Zinc oxide and titanium dioxide are the only two sunscreen ingredients the FDA currently classifies as Generally Recognized as Safe and Effective. Twelve other approved filters are still awaiting additional safety data.

How Chemical Sunscreens Work

Chemical (also called organic) sunscreens use carbon-based molecules that absorb UV photons directly. When a UV photon hits one of these molecules, it pushes the molecule into an excited energy state. The molecule then rapidly reshuffles its internal structure and drops back to its original state, releasing the absorbed energy as a tiny amount of heat. This entire cycle happens in picoseconds, far too fast and too small to feel on your skin.

Different chemical filters absorb different slices of the UV spectrum. Some target UVB, others target UVA, and most broad-spectrum products combine several filters to cover the full range. Avobenzone is one of the most widely used UVA filters, but it has a significant weakness: it degrades when exposed to sunlight. After absorbing UV energy, avobenzone can break down into byproducts that no longer offer protection. Manufacturers counter this by adding stabilizing ingredients that absorb some of the excess energy and keep avobenzone intact longer.

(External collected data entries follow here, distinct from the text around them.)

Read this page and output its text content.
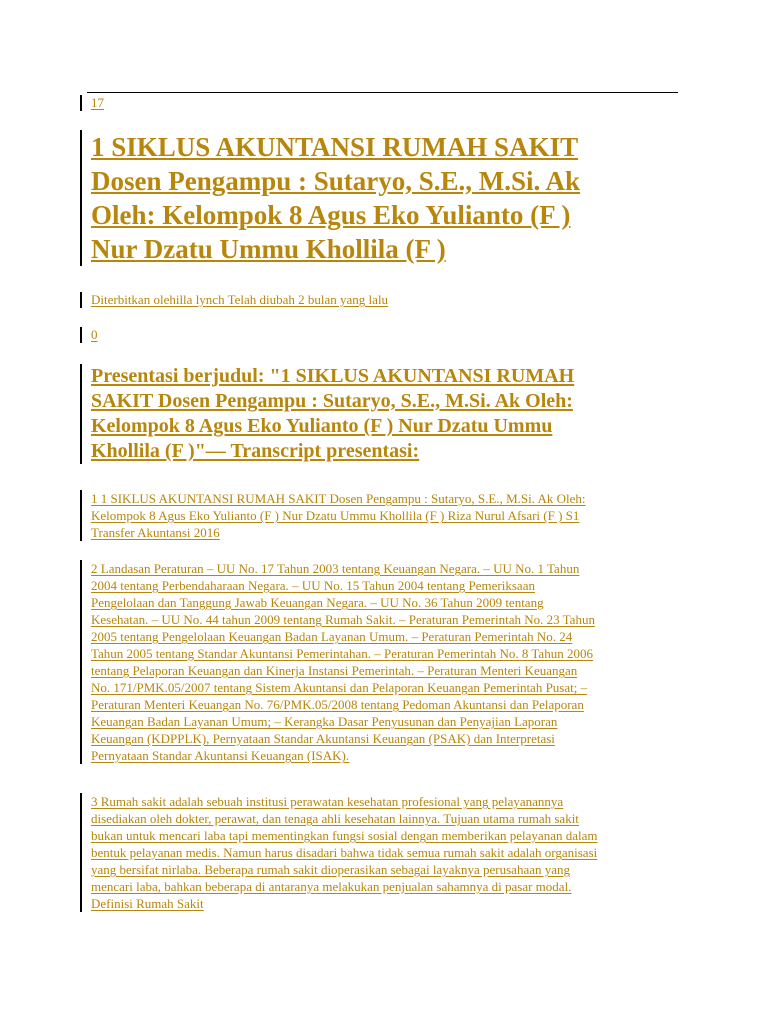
17
1 SIKLUS AKUNTANSI RUMAH SAKIT
Dosen Pengampu : Sutaryo, S.E., M.Si. Ak
Oleh: Kelompok 8 Agus Eko Yulianto (F )
Nur Dzatu Ummu Khollila (F )
Diterbitkan olehilla lynch Telah diubah 2 bulan yang lalu
0
Presentasi berjudul: "1 SIKLUS AKUNTANSI RUMAH
SAKIT Dosen Pengampu : Sutaryo, S.E., M.Si. Ak Oleh:
Kelompok 8 Agus Eko Yulianto (F ) Nur Dzatu Ummu
Khollila (F )"— Transcript presentasi:
1 1 SIKLUS AKUNTANSI RUMAH SAKIT Dosen Pengampu : Sutaryo, S.E., M.Si. Ak Oleh:
Kelompok 8 Agus Eko Yulianto (F ) Nur Dzatu Ummu Khollila (F ) Riza Nurul Afsari (F ) S1
Transfer Akuntansi 2016
2 Landasan Peraturan – UU No. 17 Tahun 2003 tentang Keuangan Negara. – UU No. 1 Tahun
2004 tentang Perbendaharaan Negara. – UU No. 15 Tahun 2004 tentang Pemeriksaan
Pengelolaan dan Tanggung Jawab Keuangan Negara. – UU No. 36 Tahun 2009 tentang
Kesehatan. – UU No. 44 tahun 2009 tentang Rumah Sakit. – Peraturan Pemerintah No. 23 Tahun
2005 tentang Pengelolaan Keuangan Badan Layanan Umum. – Peraturan Pemerintah No. 24
Tahun 2005 tentang Standar Akuntansi Pemerintahan. – Peraturan Pemerintah No. 8 Tahun 2006
tentang Pelaporan Keuangan dan Kinerja Instansi Pemerintah. – Peraturan Menteri Keuangan
No. 171/PMK.05/2007 tentang Sistem Akuntansi dan Pelaporan Keuangan Pemerintah Pusat; –
Peraturan Menteri Keuangan No. 76/PMK.05/2008 tentang Pedoman Akuntansi dan Pelaporan
Keuangan Badan Layanan Umum; – Kerangka Dasar Penyusunan dan Penyajian Laporan
Keuangan (KDPPLK), Pernyataan Standar Akuntansi Keuangan (PSAK) dan Interpretasi
Pernyataan Standar Akuntansi Keuangan (ISAK).
3 Rumah sakit adalah sebuah institusi perawatan kesehatan profesional yang pelayanannya
disediakan oleh dokter, perawat, dan tenaga ahli kesehatan lainnya. Tujuan utama rumah sakit
bukan untuk mencari laba tapi mementingkan fungsi sosial dengan memberikan pelayanan dalam
bentuk pelayanan medis. Namun harus disadari bahwa tidak semua rumah sakit adalah organisasi
yang bersifat nirlaba. Beberapa rumah sakit dioperasikan sebagai layaknya perusahaan yang
mencari laba, bahkan beberapa di antaranya melakukan penjualan sahamnya di pasar modal.
Definisi Rumah Sakit
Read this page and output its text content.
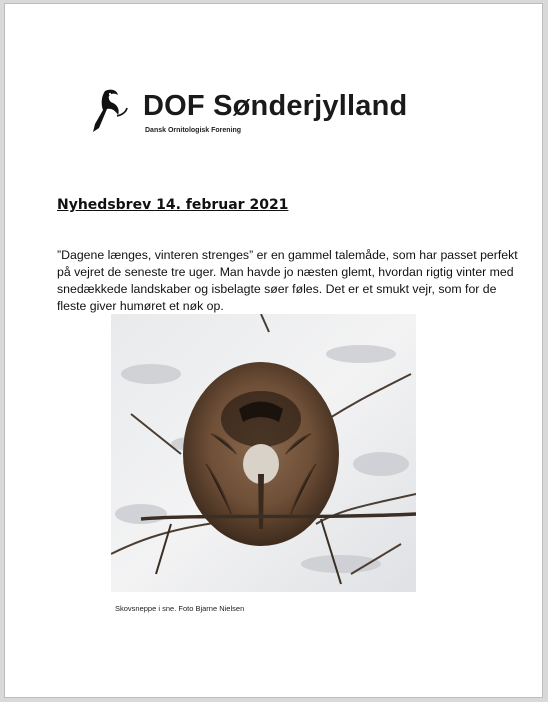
DOF Sønderjylland
Dansk Ornitologisk Forening
Nyhedsbrev 14. februar 2021

”Dagene længes, vinteren strenges” er en gammel talemåde, som har passet perfekt på vejret de seneste tre uger. Man havde jo næsten glemt, hvordan rigtig vinter med snedækkede landskaber og isbelagte søer føles. Det er et smukt vejr, som for de fleste giver humøret et nøk op.

Skovsneppe i sne. Foto Bjarne Nielsen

What SPF Actually Measures

SPF stands for Sun Protection Factor, and it measures only UVB protection. The number tells you how much UVB radiation reaches your skin compared to wearing no sunscreen at all. In practical terms:

  • SPF 15 blocks 93% of UVB rays
  • SPF 30 blocks 97% of UVB rays
  • SPF 50 blocks 98% of UVB rays

The jump from SPF 30 to SPF 50 sounds significant but adds only one extra percentage point of protection. The more important factor is how much sunscreen you apply and how often you reapply. SPF values are tested in the lab at a density of 2 milligrams per square centimeter of skin. For your face alone, that works out to roughly a quarter teaspoon. Most people apply about half that amount, which dramatically reduces the actual protection they get. If you apply half the tested amount of an SPF 50 product, you may only get SPF 7 or so in practice, because the relationship between thickness and protection is not linear.

Water Resistance and Reapplication

No sunscreen is waterproof. The FDA banned that term from labels. Instead, products can claim “water resistant” for either 40 or 80 minutes. These ratings come from standardized testing: volunteers apply sunscreen, soak in water for the specified time with periodic drying intervals, and then have their SPF retested. A “water resistant (80 minutes)” label means the product retained its SPF value after 80 minutes of water immersion under controlled conditions.

Sweat, towel-drying, and friction all remove sunscreen faster than calm water immersion. Regardless of what the label says, reapplying every two hours during sun exposure, and immediately after swimming or heavy sweating, maintains the protection you’re counting on.

Why Both Types Protect About Equally

Since mineral and chemical sunscreens both work through absorption, neither type is inherently “stronger” or “safer” for UV protection. The choice between them comes down to cosmetic preference and skin tolerance. Mineral sunscreens tend to feel thicker and can leave a visible white layer, especially on darker skin tones. Newer formulations use smaller particles (sometimes nanoparticles) to reduce the white cast. Chemical sunscreens spread more easily and feel lighter, but some people find certain chemical filters irritating, particularly around the eyes or on sensitive skin.

Many modern sunscreens blend both types, using mineral and chemical filters together to achieve broad-spectrum coverage with a more wearable texture. What matters most is not which type you pick but whether you use enough of it, apply it to all exposed skin, and put it on again when it wears off.